Sin embargo, al llegar al puerto no sólo encontré a Franz, y a Txomín, que me dieron la bienvenida con un abrazo, también estaba allí Manuel, el filósofo estival que conocí en las playas y que tan bien me aconsejó sobre el desarrollo comercial del Betadine, aunque ahora era algo más viejo.

-Querida Federica -dijo tras los abrazos y saludos- He de informarte sobre un importante cambio. Abelardo ya no es vuestro ángel de la guardia. Ha sido destituido

-¿Corrupción?¿Comisiones ilegales? -pregunté

-No, tráfico con sustancias prohibidas.

-¿Drogas? -preguntó Franz.

-No, drogas no, manzanas. -dijo Manuel con una sonrisa irónica- La historia se repite, amigo. Prohíbes algo, sea lo que sea, y siempre hay alguien que, tenga lo que tenga, estira la mano.

-Vaya. ¿Y tú eres nuestro nuevo ángel de la guardia? -pregunté.

-No, querida. Yo llevo aquí ya unos cuantos años ejerciendo con bastante acierto una importante labor de reforma del método comercial y ahora soy el director regional de la institución de guardianes angelicales de las criaturas humanas.

-Me caes mejor que el otro -dijo Txomin- Bueno, ¿vamos pasando a la siguiente etapa?

-Sí -dijo Franz- Tengo muchas ganas de conocer a las chicas esas que has comentado que nos darán la bienvenida. Yo de las manzanas paso, pero todo lo demás, ya me contarás, a destajo.

-Sí, vosotros dos ya podéis pasar -dijo Manuel haciendo avanzar a mis dos amigos que recorrieron felices el camino hacia la playa- Pero tú no, Federica.

-Manuel, sé que dije muchas veces que no quería dar este paso, pero he vivido el equivalente a varias vidas en este paréntesis. Y ahora ya estoy preparada.

-Lo sé. Tu retorno a la vida ha sido muy intenso y aleccionador y has demostrado de sobra que estás preparada. Y también que tienes muy buenas facultades, por eso estoy aquí. He venido a recibirte para elevar tu estatus al de ángel de la guarda.

-Pero yo no sé...

-Ya lo creo. Fíjate, has traído a Schubert que murió hace casi 200 años, que se negó a entrar, que se hizo rockero, que se marchó de Takatalvi. Nadie mejor que tú -dijo mientras se rascaba la entrepierna con evidente regocijo- Mira, por allí viene tu primer protegido.
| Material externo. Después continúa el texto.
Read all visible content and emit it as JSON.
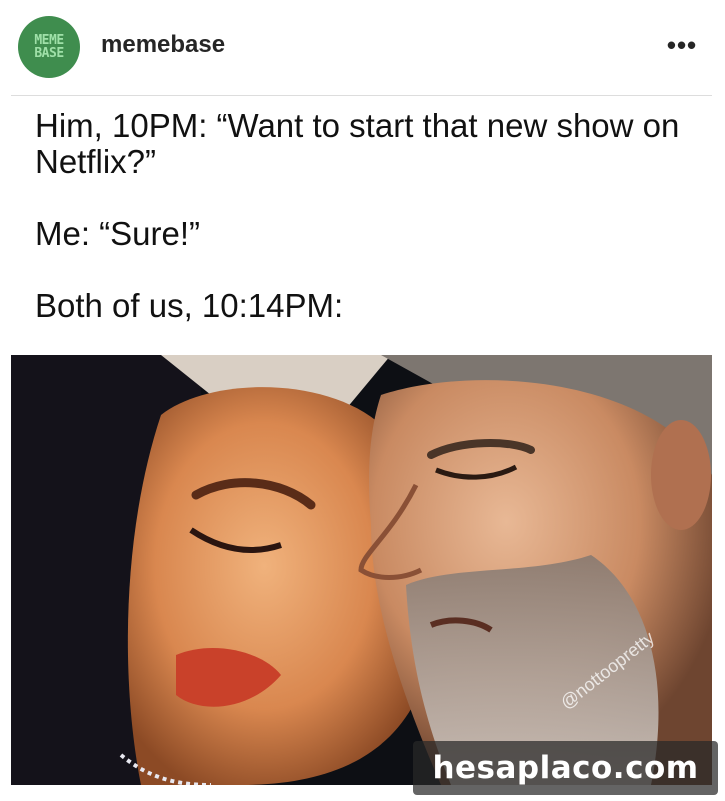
{
  "post": {
    "avatar_text_line1": "MEME",
    "avatar_text_line2": "BASE",
    "username": "memebase",
    "more_icon": "•••"
  },
  "meme": {
    "line1": "Him, 10PM: “Want to start that new show on Netflix?”",
    "line2": "Me: “Sure!”",
    "line3": "Both of us, 10:14PM:",
    "photo_credit": "@nottoopretty"
  },
  "watermark": "hesaplaco.com"
}
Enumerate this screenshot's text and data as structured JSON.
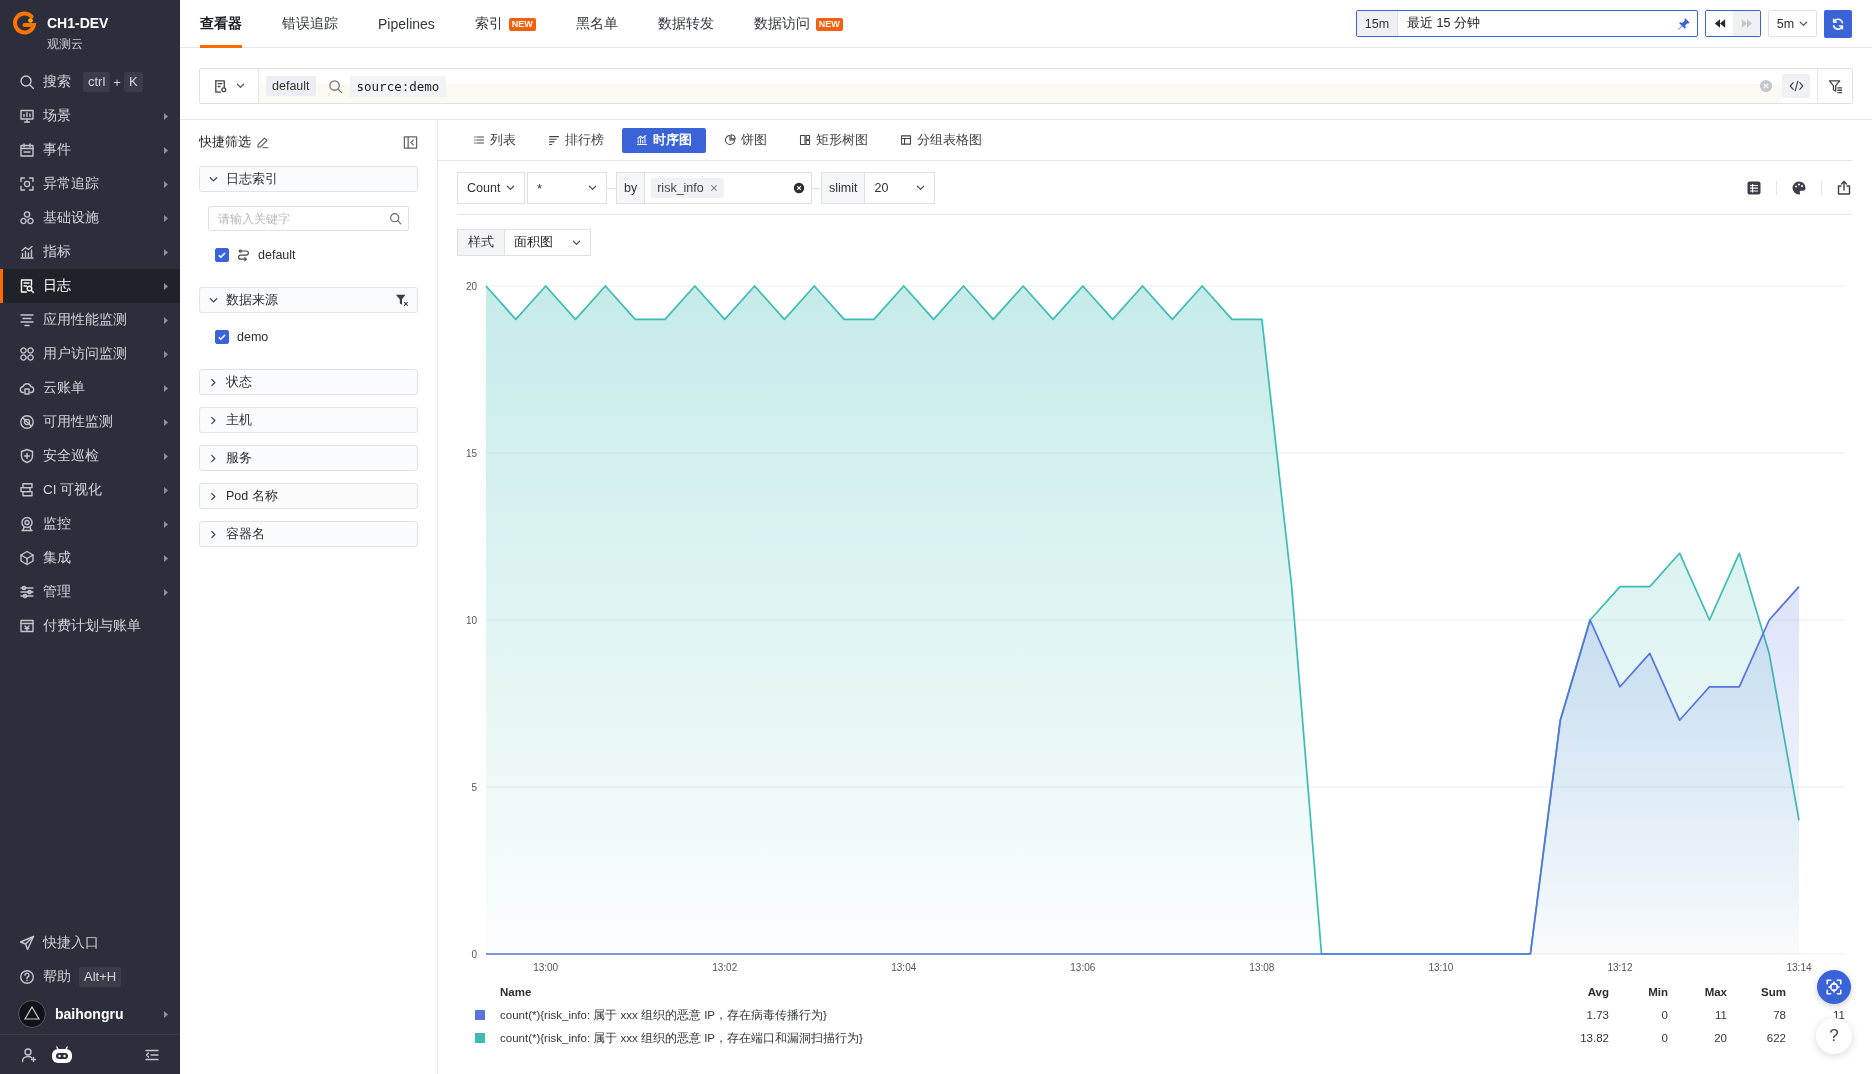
{
  "sidebar": {
    "workspace": {
      "name": "CH1-DEV",
      "subtitle": "观测云"
    },
    "search": {
      "label": "搜索",
      "keys": [
        "ctrl",
        "K"
      ],
      "key_joiner": "+"
    },
    "items": [
      {
        "label": "场景",
        "selected": false,
        "submenu": true
      },
      {
        "label": "事件",
        "selected": false,
        "submenu": true
      },
      {
        "label": "异常追踪",
        "selected": false,
        "submenu": true
      },
      {
        "label": "基础设施",
        "selected": false,
        "submenu": true
      },
      {
        "label": "指标",
        "selected": false,
        "submenu": true
      },
      {
        "label": "日志",
        "selected": true,
        "submenu": true
      },
      {
        "label": "应用性能监测",
        "selected": false,
        "submenu": true
      },
      {
        "label": "用户访问监测",
        "selected": false,
        "submenu": true
      },
      {
        "label": "云账单",
        "selected": false,
        "submenu": true
      },
      {
        "label": "可用性监测",
        "selected": false,
        "submenu": true
      },
      {
        "label": "安全巡检",
        "selected": false,
        "submenu": true
      },
      {
        "label": "CI 可视化",
        "selected": false,
        "submenu": true
      },
      {
        "label": "监控",
        "selected": false,
        "submenu": true
      },
      {
        "label": "集成",
        "selected": false,
        "submenu": true
      },
      {
        "label": "管理",
        "selected": false,
        "submenu": true
      },
      {
        "label": "付费计划与账单",
        "selected": false,
        "submenu": false
      }
    ],
    "footer": [
      {
        "label": "快捷入口"
      },
      {
        "label": "帮助",
        "shortcut": "Alt+H"
      }
    ],
    "user": {
      "name": "baihongru"
    }
  },
  "top_bar": {
    "tabs": [
      {
        "label": "查看器",
        "selected": true
      },
      {
        "label": "错误追踪",
        "selected": false
      },
      {
        "label": "Pipelines",
        "selected": false
      },
      {
        "label": "索引",
        "badge": "NEW",
        "selected": false
      },
      {
        "label": "黑名单",
        "selected": false
      },
      {
        "label": "数据转发",
        "selected": false
      },
      {
        "label": "数据访问",
        "badge": "NEW",
        "selected": false
      }
    ],
    "time_range": {
      "quick": "15m",
      "label": "最近 15 分钟"
    },
    "history": [
      {
        "kind": "back",
        "disabled": false
      },
      {
        "kind": "forward",
        "disabled": true
      }
    ],
    "refresh_interval": "5m"
  },
  "query_bar": {
    "index": "default",
    "query": "source:demo"
  },
  "filter_panel": {
    "title": "快捷筛选",
    "groups": [
      {
        "label": "日志索引",
        "expanded": true,
        "filtered": false,
        "search_placeholder": "请输入关键字",
        "options": [
          {
            "label": "default",
            "kind": "index",
            "checked": true
          }
        ]
      },
      {
        "label": "数据来源",
        "expanded": true,
        "filtered": true,
        "options": [
          {
            "label": "demo",
            "kind": "value",
            "checked": true
          }
        ]
      },
      {
        "label": "状态",
        "expanded": false,
        "filtered": false
      },
      {
        "label": "主机",
        "expanded": false,
        "filtered": false
      },
      {
        "label": "服务",
        "expanded": false,
        "filtered": false
      },
      {
        "label": "Pod 名称",
        "expanded": false,
        "filtered": false
      },
      {
        "label": "容器名",
        "expanded": false,
        "filtered": false
      }
    ]
  },
  "main": {
    "view_tabs": [
      {
        "label": "列表",
        "selected": false
      },
      {
        "label": "排行榜",
        "selected": false
      },
      {
        "label": "时序图",
        "selected": true
      },
      {
        "label": "饼图",
        "selected": false
      },
      {
        "label": "矩形树图",
        "selected": false
      },
      {
        "label": "分组表格图",
        "selected": false
      }
    ],
    "query_builder": {
      "aggregate": "Count",
      "field": "*",
      "by_label": "by",
      "by_tags": [
        "risk_info"
      ],
      "limit_label": "slimit",
      "limit": "20"
    },
    "style": {
      "label": "样式",
      "value": "面积图"
    },
    "chart": {
      "chart_data": {
        "type": "area",
        "grid": true,
        "categories": [
          null,
          null,
          "13:00",
          null,
          null,
          null,
          null,
          null,
          "13:02",
          null,
          null,
          null,
          null,
          null,
          "13:04",
          null,
          null,
          null,
          null,
          null,
          "13:06",
          null,
          null,
          null,
          null,
          null,
          "13:08",
          null,
          null,
          null,
          null,
          null,
          "13:10",
          null,
          null,
          null,
          null,
          null,
          "13:12",
          null,
          null,
          null,
          null,
          null,
          "13:14"
        ],
        "ylim": [
          0,
          20
        ],
        "yticks": [
          0,
          5,
          10,
          15,
          20
        ],
        "series": [
          {
            "name": "count(*){risk_info: 属于 xxx 组织的恶意 IP，存在病毒传播行为}",
            "color": "#5674e0",
            "values": [
              0,
              0,
              0,
              0,
              0,
              0,
              0,
              0,
              0,
              0,
              0,
              0,
              0,
              0,
              0,
              0,
              0,
              0,
              0,
              0,
              0,
              0,
              0,
              0,
              0,
              0,
              0,
              0,
              0,
              0,
              0,
              0,
              0,
              0,
              0,
              0,
              7,
              10,
              8,
              9,
              7,
              8,
              8,
              10,
              11
            ]
          },
          {
            "name": "count(*){risk_info: 属于 xxx 组织的恶意 IP，存在端口和漏洞扫描行为}",
            "color": "#3dbcb4",
            "values": [
              20,
              19,
              20,
              19,
              20,
              19,
              19,
              20,
              19,
              20,
              19,
              20,
              19,
              19,
              20,
              19,
              20,
              19,
              20,
              19,
              20,
              19,
              20,
              19,
              20,
              19,
              19,
              11,
              0,
              0,
              0,
              0,
              0,
              0,
              0,
              0,
              7,
              10,
              11,
              11,
              12,
              10,
              12,
              9,
              4
            ]
          }
        ]
      },
      "legend": {
        "columns": [
          "Name",
          "Avg",
          "Min",
          "Max",
          "Sum"
        ],
        "rows": [
          {
            "avg": "1.73",
            "min": "0",
            "max": "11",
            "sum": "78",
            "column_6": "11"
          },
          {
            "avg": "13.82",
            "min": "0",
            "max": "20",
            "sum": "622"
          }
        ]
      }
    }
  },
  "floating": {
    "help": "?"
  }
}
-¡El agente de la condicional de Franz! Ja, ja, siempre me tocarán los más huevones, ¿verdad? -dije hablando a la nada pues Manuel había desaparecido.

-Señorita, ¿puede ayudarme? El caso es que estaba fumando un cigarrillo en la ventana y mi padre me ha empujado. Llevaba ya un tiempo diciéndome que a mis 61 años era hora de que me independizara pero no me esperaba yo... Por cierto ¿no nos conocemos?